En face, les Chinois, dénoncent régulièrement ces manœuvres comme des provocations. Comment distinguer une éventuelle provocation de la dissuasion assumée par les Américains ? « Nous allons là où le droit international nous autorise », précise le commandant Thomas. A propos de récentes altercations avec les Chinois, frôlant leurs aéronefs, il complète : « Ce type de comportement est très dangereux. Nos pilotes ne feraient jamais quelque chose de ce type. J’ai confiance en eux. Je sais qu’ils volent de manière professionnelle. » En attendant, les Américains référencent et documentent les mouvements considérés comme problématiques.

Les Chinois durcissent le ton

Démonstrations chinoises…

Exactement en même temps que les porte-avions américains, la marine chinoise faisait manœuvrer du 28 octobre au 5 novembre un groupe aéronaval composé de neuf bâtiments de guerre, dont le porte-avions CNS Shandong, dans le voisinage de Taïwan. Tout comme les Américains, ils ont multiplié décollages et appontages, jusqu’à 420 fois selon les forces japonaises.

… ou provocations ?

C’est dans ce contexte d’activités de grande envergure, qui se multiplient de part et d’autre depuis plusieurs mois, que les Chinois ont mené une interception particulièrement risquée. Le 24 octobre, un chasseur J-11 chinois a effectué un contrôle sur un B-52 qui se trouvait, d’après Washington, dans l’espace aérien international au-dessus de la mer de Chine méridionale. Le chasseur chinois s’est approché à trois mètres du bombardier américain, de nuit. Pour l’occasion, le commandement Pacifique américain a communiqué des images, dénonçant un énième cas, sur plus de 180 référencés depuis 2021.

« C’est pas nous, c’est eux »

Pékin tente de rétorquer en communiquant sur le même thème.
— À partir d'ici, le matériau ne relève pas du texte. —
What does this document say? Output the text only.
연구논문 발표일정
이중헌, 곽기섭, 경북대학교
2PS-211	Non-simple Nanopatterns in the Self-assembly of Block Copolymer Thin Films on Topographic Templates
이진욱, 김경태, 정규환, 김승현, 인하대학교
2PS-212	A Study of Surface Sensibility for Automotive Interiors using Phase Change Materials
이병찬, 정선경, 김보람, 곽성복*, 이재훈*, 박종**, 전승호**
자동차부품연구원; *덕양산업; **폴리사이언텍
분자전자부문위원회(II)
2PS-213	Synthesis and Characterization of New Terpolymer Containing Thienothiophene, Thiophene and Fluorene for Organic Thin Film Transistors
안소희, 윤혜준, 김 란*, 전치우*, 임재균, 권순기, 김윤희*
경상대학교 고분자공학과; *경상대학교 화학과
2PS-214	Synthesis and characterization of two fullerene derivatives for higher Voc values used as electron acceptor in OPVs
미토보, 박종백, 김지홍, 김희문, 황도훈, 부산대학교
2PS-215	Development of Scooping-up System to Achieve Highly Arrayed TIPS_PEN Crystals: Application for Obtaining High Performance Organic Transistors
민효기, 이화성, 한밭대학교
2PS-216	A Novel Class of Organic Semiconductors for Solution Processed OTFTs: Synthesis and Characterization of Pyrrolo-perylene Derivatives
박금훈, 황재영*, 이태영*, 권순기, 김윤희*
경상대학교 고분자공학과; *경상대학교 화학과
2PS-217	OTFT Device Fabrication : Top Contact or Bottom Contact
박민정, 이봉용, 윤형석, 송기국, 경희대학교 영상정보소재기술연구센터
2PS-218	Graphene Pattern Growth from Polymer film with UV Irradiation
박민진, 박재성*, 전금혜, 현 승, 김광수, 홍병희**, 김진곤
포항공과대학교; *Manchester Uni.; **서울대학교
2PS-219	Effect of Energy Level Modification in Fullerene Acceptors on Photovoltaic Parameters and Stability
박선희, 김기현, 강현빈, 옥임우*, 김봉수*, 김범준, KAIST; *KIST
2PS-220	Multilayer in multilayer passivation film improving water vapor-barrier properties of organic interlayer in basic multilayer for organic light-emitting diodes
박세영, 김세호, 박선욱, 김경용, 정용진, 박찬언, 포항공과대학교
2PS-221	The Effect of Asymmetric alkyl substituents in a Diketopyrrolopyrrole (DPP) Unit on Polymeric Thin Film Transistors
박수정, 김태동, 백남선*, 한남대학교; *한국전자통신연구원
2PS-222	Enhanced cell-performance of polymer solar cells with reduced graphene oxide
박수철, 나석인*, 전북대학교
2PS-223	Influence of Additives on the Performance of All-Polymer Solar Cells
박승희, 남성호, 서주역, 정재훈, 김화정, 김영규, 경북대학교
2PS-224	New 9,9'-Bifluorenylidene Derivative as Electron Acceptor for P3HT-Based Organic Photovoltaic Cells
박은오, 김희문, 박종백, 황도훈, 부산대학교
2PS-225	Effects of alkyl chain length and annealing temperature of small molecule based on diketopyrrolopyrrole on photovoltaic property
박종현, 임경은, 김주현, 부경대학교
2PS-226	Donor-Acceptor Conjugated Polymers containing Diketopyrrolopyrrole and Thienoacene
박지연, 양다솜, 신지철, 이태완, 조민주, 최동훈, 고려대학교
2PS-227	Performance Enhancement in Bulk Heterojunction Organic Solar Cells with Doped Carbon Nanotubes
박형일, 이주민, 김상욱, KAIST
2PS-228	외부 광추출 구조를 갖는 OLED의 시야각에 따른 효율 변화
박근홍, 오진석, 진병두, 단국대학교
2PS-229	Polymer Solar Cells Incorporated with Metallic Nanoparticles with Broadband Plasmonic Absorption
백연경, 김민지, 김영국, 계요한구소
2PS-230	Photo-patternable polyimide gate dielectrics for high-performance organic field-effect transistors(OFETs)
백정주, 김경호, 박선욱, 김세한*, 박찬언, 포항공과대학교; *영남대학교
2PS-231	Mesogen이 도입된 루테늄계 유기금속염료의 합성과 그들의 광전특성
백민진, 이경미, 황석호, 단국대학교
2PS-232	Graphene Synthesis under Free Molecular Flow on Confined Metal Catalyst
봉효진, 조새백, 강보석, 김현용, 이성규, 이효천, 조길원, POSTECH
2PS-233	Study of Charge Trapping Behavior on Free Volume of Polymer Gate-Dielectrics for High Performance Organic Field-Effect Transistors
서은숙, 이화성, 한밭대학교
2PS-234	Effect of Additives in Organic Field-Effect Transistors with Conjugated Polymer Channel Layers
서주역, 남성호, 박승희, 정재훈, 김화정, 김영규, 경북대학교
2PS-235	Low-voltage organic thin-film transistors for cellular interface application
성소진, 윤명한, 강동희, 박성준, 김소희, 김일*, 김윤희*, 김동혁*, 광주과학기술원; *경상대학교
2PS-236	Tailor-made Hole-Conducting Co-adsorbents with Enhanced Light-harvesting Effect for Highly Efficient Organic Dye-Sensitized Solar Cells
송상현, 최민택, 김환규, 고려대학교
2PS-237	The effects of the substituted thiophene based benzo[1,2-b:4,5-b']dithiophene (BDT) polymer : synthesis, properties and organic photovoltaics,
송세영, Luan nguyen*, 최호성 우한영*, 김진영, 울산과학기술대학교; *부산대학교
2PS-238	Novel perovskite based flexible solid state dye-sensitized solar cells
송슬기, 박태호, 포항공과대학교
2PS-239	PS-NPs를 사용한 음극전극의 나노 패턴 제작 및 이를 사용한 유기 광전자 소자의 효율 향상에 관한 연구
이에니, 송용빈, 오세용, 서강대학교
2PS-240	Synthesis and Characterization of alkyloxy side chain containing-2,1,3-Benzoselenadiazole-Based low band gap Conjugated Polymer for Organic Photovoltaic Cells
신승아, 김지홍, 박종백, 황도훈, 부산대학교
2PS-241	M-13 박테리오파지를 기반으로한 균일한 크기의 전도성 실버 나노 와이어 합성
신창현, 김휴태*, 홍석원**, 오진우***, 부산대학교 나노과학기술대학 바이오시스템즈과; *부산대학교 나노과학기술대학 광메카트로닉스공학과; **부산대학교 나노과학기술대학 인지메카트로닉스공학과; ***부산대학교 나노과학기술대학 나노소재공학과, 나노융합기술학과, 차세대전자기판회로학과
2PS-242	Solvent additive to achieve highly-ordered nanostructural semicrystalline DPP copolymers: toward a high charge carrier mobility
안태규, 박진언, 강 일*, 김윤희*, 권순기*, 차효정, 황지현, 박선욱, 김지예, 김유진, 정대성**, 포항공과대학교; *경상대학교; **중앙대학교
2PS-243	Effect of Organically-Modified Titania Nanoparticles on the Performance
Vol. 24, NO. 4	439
Le 26 octobre, le porte-parole du ministère de la défense nationale chinois, le colonel Wu Qian, accuse un navire américain d’avoir coupé la route à un bâtiment chinois, de manière dangereuse, à proximité des îles Paracels. « La vidéo prouve que ce sont les Etats-Unis qui provoquent, prennent des risques et embrouillent les choses, déclarait l’officier. C'est le côté américain qui est venu jusqu'à la porte de la Chine pour provoquer et semer des troubles. » Ce dernier prétend avoir d’autres « preuves similaires » mais ne pas pouvoir les montrer, « faute de temps ». Il faut dire qu’il s’est passé plusieurs mois entre cette déclaration et l’incident, daté du 19 août, soit quasiment trois mois plus tôt.

 

L’apparence de la routine

Le paradoxe de la normalité

Le discours des Américains est assez ambivalent. Tout en insistant sur l’ampleur des manœuvres conduites, ils relativisent en affirmant que ces exercices sont habituels. « Nous opérons ici, Etats-Unis et Japon, depuis des décennies, tente de relativiser le contre-amiral Hennefin. C’est très commun. J’ai servi dans le Pacifique à trois reprises et j’ai régulièrement vu des manœuvres de ce type depuis les années 1990. C’est un processus normal dans la préparation militaire. Toutes les armées du monde le font. »

Mobilisation des alliances

C’est notamment sur l’interopérabilité entre alliés que Washington fait des efforts pour monter en gamme. Les Américains sont conscients que même si les Etats-Unis conservent - de loin - le budget de défense le plus élevé au monde, les Chinois rattrapent progressivement le retard technologique. Et ils disposent de ressources humaines considérablement plus élevées, avec plus de deux millions d’hommes. Alors il faut chercher d’autres solutions pour accroître les effectifs : les alliés, notamment japonais. En juin dernier, l’USS Ronald Reagan, cette fois accompagné de l’USS Nimitz, opérait déjà avec le JS Izumo japonais. En octobre, le Ronald Reagan et le Hyuga s’entraînaient avec la marine sud-coréenne. Régulièrement, des bâtiments australiens, canadiens ou encore philippins sont intégrés dans ces démonstrations.